The Certificate of Secondary Education (CSE) was a subject specific qualification family, awarded in both academic and vocational fields in England, Wales, and Northern Ireland. CSE examination were set in the years 1965 to 1987 inclusive. This qualification should not be confused with the Indian Certificate of Secondary Education which is the school leaving qualification in India. Also, in some African and former British colonial countries (such as, for example, Kenya) there is to this day a qualification named Certificate of Secondary Education based on the original and former British variant. Also, the CSE should not be confused with the African qualification CSEE (Certificate of Secondary Education Examination).

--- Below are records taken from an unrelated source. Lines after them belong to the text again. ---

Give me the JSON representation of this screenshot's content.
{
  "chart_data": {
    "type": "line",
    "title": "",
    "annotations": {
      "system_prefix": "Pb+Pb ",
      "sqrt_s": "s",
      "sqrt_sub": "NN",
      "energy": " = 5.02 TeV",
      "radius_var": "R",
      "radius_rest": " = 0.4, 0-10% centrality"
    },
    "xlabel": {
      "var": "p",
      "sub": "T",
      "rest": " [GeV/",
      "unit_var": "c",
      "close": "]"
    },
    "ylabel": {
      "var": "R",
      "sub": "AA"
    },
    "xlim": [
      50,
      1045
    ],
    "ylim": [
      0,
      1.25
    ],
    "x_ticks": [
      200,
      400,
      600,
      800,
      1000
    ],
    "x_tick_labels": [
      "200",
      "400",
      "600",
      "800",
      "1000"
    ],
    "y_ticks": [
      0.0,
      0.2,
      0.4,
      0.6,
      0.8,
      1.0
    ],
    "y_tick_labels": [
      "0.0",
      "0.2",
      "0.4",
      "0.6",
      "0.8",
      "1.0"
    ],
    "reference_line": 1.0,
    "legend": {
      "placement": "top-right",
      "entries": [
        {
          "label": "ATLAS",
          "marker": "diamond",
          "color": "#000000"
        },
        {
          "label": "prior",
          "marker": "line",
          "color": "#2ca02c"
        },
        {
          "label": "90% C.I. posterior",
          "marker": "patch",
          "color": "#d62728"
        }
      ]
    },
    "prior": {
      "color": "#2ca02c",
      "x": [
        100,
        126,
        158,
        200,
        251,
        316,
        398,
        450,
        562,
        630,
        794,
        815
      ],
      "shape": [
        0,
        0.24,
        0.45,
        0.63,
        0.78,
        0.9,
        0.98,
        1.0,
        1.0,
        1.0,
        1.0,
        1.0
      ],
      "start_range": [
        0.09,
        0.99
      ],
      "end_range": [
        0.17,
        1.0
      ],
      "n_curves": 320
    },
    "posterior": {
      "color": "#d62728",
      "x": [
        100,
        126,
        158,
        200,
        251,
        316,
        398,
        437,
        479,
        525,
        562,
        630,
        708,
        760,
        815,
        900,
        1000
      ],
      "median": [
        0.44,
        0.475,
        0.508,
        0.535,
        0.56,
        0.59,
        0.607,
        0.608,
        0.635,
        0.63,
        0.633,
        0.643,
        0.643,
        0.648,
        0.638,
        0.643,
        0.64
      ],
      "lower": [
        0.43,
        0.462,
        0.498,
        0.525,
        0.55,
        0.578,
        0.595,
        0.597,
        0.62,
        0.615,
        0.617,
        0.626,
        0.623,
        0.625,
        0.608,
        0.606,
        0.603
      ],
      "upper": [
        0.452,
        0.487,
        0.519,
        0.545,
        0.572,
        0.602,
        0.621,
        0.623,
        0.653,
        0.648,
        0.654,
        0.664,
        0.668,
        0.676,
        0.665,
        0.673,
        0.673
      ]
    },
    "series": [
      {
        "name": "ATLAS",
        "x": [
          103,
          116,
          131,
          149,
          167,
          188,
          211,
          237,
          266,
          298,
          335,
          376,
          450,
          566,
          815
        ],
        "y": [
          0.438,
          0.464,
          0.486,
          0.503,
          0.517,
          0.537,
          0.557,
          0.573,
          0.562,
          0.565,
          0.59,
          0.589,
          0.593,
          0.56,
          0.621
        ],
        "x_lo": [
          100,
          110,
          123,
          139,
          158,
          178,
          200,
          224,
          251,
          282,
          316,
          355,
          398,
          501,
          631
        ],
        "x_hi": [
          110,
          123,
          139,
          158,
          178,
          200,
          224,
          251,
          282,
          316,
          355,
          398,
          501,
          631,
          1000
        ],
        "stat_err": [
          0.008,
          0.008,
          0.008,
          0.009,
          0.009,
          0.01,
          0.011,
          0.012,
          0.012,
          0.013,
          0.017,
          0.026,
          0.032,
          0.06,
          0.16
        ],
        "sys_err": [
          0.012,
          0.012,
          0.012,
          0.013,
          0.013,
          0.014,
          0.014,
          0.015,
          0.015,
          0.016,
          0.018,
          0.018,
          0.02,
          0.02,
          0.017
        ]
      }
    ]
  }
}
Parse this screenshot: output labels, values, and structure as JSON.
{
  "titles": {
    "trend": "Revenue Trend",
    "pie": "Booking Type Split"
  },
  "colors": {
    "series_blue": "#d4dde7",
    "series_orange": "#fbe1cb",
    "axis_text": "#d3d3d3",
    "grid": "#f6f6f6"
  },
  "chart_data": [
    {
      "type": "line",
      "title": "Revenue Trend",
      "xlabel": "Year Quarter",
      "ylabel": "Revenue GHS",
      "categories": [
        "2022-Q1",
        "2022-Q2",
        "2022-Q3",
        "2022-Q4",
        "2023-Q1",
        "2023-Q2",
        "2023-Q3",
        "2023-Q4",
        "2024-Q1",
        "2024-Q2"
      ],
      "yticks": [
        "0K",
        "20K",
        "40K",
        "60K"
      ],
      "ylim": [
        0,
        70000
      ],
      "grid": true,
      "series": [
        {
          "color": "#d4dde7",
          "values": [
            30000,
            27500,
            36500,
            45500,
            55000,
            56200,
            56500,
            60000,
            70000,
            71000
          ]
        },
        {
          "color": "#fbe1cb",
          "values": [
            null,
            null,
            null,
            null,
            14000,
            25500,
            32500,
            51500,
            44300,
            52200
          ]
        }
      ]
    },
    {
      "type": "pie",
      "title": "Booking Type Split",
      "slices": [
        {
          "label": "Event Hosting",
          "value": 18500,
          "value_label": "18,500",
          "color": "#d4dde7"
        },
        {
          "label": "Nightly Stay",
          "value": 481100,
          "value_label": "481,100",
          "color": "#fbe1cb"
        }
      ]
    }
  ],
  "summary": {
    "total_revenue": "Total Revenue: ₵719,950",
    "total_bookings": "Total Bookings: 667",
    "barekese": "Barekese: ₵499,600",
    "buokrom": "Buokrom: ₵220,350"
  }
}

The 1960 Beloe Report was commissioned to look into a new exam which became the CSE.

The CSE was introduced to provide a set of qualifications available to a broader range of schoolchildren and distinct from the GCE (O-Levels), that were aimed at the academically more able pupils, mostly those at grammar and independent school (rather than secondary modern schools). CSE's were available in both academic and vocational subjects, incorporated controlled assessment, in addition to examination and when examined question were typically offered in a shorter and more structured form than those found on an equivalent O-Level paper.

Before the introduction of the CSE, the majority of schoolchildren at secondary modern schools did not take an externally set end of school examination, and so left school without any nationally recognised qualification. Though the introduction of the CSE did not, of itself, resolve the issue as the majority still left at the end of the fourth year without sitting an external qualification. By the late 1960s and early 1970s, some counties had introduced their own examinable qualifications for those leaving at the end of the fourth year. For example, the county of Monmouthshire in Wales awarded the Monmouthshire Certificate in Education.

The majority of secondary modern pupils continued to leave without qualifications until the raising of the school leaving age to 16, in 1973, made a fifth year of secondary education compulsory.